= Okanagan Basin =

The Okanagan Basin spans two countries and comprises the basin of Okanagan Lake, the Okanogan River and tributary valleys such as that of the Similkameen and Chelan Rivers. In Canada the basin constitutes two distinct regions within British Columbia, the Similkameen Country to the west and the main Okanagan region running from the communities of Osoyoos in the south to Armstrong in the north – incorporating most of the three Okanagan regional districts and is usually known as "the Okanagan" or as the Okanagan Valley or the Okanagan Country. In the United States, the Okanogan Country is the western, lowland core of Okanogan County, which like its Canadian counterpart has a history and economy based on ranching, gold, fruit orcharding and vineyards, but the basin includes Lake Chelan and other flanking valleys.
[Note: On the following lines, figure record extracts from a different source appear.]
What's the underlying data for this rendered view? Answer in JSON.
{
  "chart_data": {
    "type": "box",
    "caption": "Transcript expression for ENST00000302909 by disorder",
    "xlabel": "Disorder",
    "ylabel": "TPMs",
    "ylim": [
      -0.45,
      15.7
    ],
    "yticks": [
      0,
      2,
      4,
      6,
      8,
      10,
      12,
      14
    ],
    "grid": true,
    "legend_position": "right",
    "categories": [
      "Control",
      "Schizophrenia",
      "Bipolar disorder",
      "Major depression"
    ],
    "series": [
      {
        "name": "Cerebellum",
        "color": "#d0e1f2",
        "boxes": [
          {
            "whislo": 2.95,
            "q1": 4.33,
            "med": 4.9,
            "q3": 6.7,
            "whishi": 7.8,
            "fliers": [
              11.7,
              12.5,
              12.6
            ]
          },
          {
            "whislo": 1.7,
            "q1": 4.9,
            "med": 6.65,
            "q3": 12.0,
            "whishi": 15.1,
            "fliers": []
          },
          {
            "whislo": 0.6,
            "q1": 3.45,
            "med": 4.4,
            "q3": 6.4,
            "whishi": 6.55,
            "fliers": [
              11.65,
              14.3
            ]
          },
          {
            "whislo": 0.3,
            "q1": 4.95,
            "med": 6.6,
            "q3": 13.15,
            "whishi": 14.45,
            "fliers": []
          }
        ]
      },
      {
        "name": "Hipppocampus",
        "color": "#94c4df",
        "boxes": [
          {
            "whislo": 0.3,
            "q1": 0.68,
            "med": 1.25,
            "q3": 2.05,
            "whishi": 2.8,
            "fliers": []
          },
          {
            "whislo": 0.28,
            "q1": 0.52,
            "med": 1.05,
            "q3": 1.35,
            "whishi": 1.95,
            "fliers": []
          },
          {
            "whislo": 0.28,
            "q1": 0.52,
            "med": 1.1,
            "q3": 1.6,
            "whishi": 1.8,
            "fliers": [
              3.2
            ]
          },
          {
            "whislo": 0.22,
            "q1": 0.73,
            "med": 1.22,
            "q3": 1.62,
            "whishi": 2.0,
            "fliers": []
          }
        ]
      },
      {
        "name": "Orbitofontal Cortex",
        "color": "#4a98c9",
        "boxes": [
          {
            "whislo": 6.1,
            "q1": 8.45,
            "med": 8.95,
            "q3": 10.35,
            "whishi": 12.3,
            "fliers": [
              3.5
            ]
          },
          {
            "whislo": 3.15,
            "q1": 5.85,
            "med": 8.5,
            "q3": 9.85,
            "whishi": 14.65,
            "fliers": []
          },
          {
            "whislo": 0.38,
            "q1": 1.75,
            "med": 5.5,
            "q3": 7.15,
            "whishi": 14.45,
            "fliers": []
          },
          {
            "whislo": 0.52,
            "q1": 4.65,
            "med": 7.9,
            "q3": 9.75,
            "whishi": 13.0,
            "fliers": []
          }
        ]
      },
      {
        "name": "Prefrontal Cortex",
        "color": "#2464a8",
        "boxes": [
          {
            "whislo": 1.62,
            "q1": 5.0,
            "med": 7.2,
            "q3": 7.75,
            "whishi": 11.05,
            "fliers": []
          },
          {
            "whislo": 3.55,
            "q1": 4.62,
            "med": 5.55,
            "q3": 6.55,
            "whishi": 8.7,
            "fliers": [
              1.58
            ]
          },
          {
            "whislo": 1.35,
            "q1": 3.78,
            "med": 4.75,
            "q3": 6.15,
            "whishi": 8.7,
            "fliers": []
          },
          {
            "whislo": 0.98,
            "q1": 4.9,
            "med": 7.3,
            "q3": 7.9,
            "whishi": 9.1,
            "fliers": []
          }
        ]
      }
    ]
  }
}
Communities in Washington's Okanogan Basin include Pateros, Omak, Okanogan, Oroville and Brewster.

Almost 200 km long and 8000 km^{2} in area, the Canadian portion of the Okanagan watershed is approximately 2/3 the size of Vancouver Island. Okanagan Lake dominates the basin which contains many small lakes and watercourses. The Okanagan Valley was carved out by glaciers, and when the ice retreated approximately 10,000 years ago, the Canadian portion of the basin was filled with one huge waterbody, Lake Penticton. The Valley was scoured to something like its current state when an ice dam at the southern end of Lake Penticton melted, emptying most of the valley.

The Canadian Environmental Grantmakers’ Network considers the Okanagan Basin to be the most arid watershed in Canada, with an urgent need for effective water management. The Okanagan Basin Water Board was established more than 35 years ago, to provide leadership on regional water issues, taking a basin-wide perspective and seeking collaborative solutions.